Felecia and I enjoyed a near perfect combination six-pack after a single night backpacking trip on the Salmon River trail near Zig Zag, Oregon this week. The combo is just three Deschutes Obsidian Stout and three Inversion IPA, two of the beers that make Deschutes stand out among the big Oregon craft breweries in my mind. It's hard to beat the over-the-top flavors combined in symphonic ratio in both of these beers.

Black Butte Porter is probably Deschutes' most well known ale, but its chocolaty perfection is thicker and meaner in the stout, which I would bet on in a knife fight.

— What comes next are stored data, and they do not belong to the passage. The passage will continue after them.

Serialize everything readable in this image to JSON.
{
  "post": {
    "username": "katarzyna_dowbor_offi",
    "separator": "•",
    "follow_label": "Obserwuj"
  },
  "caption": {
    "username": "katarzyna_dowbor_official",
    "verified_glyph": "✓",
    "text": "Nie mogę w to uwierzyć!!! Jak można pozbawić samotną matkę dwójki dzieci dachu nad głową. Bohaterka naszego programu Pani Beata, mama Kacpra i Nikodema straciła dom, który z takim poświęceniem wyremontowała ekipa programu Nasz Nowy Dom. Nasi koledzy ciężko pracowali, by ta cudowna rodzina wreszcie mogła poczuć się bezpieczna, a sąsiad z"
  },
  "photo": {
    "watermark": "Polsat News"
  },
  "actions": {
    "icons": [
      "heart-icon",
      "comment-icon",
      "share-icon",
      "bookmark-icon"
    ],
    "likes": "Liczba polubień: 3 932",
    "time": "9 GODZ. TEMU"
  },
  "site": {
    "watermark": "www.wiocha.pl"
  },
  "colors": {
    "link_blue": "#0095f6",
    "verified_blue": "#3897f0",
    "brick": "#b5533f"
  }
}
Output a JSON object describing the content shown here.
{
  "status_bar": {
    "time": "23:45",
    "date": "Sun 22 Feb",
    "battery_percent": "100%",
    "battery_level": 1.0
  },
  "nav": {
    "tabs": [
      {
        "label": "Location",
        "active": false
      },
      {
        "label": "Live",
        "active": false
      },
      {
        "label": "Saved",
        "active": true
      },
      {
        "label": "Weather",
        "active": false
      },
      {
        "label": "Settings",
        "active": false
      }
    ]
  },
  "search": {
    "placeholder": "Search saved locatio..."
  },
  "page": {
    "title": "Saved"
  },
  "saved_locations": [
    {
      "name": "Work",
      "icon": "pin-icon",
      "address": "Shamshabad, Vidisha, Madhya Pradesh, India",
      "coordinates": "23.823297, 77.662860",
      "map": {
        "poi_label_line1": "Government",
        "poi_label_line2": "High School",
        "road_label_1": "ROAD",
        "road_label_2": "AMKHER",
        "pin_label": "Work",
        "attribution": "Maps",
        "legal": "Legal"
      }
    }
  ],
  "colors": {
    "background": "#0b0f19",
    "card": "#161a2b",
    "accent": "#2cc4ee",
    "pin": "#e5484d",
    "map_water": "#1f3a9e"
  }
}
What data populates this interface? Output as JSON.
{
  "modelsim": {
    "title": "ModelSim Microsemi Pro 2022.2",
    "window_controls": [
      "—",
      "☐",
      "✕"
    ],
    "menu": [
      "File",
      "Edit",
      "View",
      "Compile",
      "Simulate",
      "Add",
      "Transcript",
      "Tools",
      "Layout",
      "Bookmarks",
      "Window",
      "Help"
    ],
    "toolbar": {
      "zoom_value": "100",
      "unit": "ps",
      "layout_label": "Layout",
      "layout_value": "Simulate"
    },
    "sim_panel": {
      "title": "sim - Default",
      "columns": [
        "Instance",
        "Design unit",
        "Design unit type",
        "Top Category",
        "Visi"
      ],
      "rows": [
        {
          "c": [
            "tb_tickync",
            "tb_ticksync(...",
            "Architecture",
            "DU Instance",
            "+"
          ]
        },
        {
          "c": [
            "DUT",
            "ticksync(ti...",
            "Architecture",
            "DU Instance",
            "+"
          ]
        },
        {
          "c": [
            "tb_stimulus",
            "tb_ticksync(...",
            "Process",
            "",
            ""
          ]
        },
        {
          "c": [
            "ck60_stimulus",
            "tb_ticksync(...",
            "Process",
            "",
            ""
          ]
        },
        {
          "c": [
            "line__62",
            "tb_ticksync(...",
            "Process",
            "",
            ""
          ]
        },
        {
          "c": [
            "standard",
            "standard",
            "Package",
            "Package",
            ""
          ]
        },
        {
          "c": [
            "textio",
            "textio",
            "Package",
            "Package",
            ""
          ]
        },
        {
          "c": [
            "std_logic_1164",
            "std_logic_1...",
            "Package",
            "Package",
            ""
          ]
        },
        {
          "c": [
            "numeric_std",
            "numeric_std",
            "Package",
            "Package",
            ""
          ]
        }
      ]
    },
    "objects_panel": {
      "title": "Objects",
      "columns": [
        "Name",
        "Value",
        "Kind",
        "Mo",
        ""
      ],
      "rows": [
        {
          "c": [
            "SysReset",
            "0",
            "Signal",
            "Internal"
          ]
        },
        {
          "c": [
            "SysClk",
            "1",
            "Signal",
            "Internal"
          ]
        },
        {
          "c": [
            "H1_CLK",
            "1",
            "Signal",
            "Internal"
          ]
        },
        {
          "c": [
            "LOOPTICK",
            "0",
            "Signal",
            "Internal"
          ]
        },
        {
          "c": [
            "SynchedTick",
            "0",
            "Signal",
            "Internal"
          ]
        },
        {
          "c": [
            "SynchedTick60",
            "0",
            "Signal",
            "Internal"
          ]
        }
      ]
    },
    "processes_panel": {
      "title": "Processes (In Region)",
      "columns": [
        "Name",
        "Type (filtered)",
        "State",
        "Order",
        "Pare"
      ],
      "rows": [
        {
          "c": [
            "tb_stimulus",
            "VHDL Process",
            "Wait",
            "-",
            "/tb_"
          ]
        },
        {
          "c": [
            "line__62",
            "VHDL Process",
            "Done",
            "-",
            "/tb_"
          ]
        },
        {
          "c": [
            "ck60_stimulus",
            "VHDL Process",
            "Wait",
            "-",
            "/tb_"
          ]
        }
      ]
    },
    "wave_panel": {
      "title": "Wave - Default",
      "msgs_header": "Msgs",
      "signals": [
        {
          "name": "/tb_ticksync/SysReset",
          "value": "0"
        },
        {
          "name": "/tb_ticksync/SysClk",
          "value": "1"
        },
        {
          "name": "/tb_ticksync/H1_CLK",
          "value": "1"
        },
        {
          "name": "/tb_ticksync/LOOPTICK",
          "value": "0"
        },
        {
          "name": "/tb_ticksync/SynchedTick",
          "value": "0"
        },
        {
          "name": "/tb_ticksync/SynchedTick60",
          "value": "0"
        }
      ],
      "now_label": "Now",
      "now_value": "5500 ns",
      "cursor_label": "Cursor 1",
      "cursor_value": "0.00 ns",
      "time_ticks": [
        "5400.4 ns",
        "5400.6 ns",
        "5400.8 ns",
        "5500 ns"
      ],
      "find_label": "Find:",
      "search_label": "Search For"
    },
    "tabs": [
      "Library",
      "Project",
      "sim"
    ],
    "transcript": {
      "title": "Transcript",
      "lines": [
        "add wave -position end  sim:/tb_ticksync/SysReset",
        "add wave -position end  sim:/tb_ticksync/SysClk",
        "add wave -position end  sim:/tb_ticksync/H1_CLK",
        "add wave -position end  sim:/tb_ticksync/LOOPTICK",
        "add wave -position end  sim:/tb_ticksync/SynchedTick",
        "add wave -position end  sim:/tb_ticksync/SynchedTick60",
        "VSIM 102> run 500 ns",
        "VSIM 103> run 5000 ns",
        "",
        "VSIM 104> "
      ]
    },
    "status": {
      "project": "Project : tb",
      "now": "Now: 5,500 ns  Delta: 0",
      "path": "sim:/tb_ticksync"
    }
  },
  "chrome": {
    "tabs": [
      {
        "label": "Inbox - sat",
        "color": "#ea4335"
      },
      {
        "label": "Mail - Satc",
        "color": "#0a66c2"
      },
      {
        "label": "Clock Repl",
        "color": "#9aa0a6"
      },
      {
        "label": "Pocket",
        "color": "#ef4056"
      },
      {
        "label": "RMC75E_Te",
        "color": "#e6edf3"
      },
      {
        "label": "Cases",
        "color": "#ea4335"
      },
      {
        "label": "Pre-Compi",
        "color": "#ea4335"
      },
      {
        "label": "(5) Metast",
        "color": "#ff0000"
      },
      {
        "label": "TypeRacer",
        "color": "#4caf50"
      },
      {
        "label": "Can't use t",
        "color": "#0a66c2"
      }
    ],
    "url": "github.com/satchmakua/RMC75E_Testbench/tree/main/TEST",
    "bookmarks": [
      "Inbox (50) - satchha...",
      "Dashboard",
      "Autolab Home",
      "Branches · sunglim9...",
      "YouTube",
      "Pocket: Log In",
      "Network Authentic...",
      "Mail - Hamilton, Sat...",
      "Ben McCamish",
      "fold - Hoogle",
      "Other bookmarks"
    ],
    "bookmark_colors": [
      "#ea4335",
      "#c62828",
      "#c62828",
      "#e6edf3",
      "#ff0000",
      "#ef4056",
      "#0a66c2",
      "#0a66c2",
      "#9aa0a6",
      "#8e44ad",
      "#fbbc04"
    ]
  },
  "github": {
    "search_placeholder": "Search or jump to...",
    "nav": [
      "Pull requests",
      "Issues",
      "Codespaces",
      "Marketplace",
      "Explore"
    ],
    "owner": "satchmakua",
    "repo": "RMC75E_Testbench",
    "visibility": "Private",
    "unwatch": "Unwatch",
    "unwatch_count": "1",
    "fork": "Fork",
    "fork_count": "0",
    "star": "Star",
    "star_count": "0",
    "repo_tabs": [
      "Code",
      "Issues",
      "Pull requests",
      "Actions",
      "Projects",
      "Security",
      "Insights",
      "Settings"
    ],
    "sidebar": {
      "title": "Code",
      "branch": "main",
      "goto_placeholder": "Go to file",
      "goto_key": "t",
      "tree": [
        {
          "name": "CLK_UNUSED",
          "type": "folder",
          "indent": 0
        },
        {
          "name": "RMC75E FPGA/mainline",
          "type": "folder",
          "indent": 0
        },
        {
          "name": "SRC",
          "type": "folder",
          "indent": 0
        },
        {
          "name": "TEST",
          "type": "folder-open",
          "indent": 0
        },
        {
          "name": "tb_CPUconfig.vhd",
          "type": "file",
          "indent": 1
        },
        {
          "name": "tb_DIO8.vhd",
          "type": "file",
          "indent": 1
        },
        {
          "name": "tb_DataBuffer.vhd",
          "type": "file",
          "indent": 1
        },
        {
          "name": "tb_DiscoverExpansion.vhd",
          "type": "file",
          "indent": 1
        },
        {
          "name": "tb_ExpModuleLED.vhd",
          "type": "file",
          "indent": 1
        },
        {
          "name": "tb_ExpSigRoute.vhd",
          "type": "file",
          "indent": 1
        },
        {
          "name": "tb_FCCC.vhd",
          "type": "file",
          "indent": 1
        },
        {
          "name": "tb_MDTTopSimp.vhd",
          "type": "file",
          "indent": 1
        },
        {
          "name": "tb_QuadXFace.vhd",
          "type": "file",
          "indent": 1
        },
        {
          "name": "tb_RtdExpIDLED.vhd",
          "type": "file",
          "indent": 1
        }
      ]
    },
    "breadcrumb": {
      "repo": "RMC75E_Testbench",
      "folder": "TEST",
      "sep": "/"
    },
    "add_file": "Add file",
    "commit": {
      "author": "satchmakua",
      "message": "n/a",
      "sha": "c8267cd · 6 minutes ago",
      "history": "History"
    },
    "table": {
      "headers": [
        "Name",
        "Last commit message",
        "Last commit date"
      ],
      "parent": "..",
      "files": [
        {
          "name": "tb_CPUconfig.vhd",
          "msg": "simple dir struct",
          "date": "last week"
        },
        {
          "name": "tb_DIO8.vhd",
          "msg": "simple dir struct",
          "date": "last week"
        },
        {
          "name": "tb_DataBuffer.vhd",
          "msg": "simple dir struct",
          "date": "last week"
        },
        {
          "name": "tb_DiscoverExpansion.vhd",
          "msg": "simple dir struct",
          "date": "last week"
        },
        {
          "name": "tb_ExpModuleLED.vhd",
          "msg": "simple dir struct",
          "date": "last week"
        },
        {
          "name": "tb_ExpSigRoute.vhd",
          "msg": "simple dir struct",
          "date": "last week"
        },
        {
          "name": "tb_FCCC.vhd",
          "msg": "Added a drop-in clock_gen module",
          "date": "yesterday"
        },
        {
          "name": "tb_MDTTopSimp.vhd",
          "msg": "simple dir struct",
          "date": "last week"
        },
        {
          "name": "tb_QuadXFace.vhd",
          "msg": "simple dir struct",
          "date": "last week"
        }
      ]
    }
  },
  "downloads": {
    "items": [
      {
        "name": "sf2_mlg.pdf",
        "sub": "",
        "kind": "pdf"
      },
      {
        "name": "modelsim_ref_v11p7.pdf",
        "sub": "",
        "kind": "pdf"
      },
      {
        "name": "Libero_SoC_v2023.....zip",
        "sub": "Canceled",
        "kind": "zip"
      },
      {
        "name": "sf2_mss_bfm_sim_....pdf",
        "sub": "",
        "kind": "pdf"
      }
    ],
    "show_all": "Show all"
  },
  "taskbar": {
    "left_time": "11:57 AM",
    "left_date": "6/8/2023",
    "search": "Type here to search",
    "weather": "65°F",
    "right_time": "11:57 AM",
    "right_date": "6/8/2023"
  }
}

Inversion might be the grassiest hay-bail in a bottle to be so widely distributed; surely a service humankind.

Larry Sidor, I swear you're not a giant douche, that was crass, and mistaken.


BridgePort Supris & NW Lucky Labrador

BridgePort Supris took me a bit to warm up to, but after a couple tries I can see it becoming a constant summer companion, like barbeques, sunburns, and brassmonkeys down by the river. Maybe it’s because the weather’s warm and I just got back from riding my "authentic" Peugeot 10 speed, but today its bright yellow color and sunny character seem about perfect. It makes me feel nostalgic for a summer paradise that’s a mix of all my favorite mental associations. Just imagine…

Felecia and I had three pints at the new NW Lucky Lab yesterday when we discovered something similar, an impossibly yellow Summer Ale; the yellow-est thing I’ve ever seen. Supris shares a similar dry, yeasty fruit flavor, and both have some subtle spice, but it lacks Labrador Summer Ale’s full wheat finish. Supris is sour and satisfying. I admit to trying one with lemon; don’t do it, it tastes good but covers up the intricate flavors that taste like the spring breeze blowing in my window, or something else they show in a commercials for fabric softener.

We’ve been hitting the new Lucky Lab on NW Quimby all we can (like ghetto booty) the last week or so. It’s no great departure from the one on Hawthorne. There are some good pictures of the place on Personal Telco. Pints are $2.50 on Tuesdays and the tapmaster told me all the beers they serve are brewed in the building. It’s the sweetest thing that’s ever happened to me; I’m considering quitting my job so I can wash dishes there.

The guest tap at the Lab is still regular price Tuesday. Right now they have Hop Rod Rye from Bear Republic that's worth an extra buck for a try.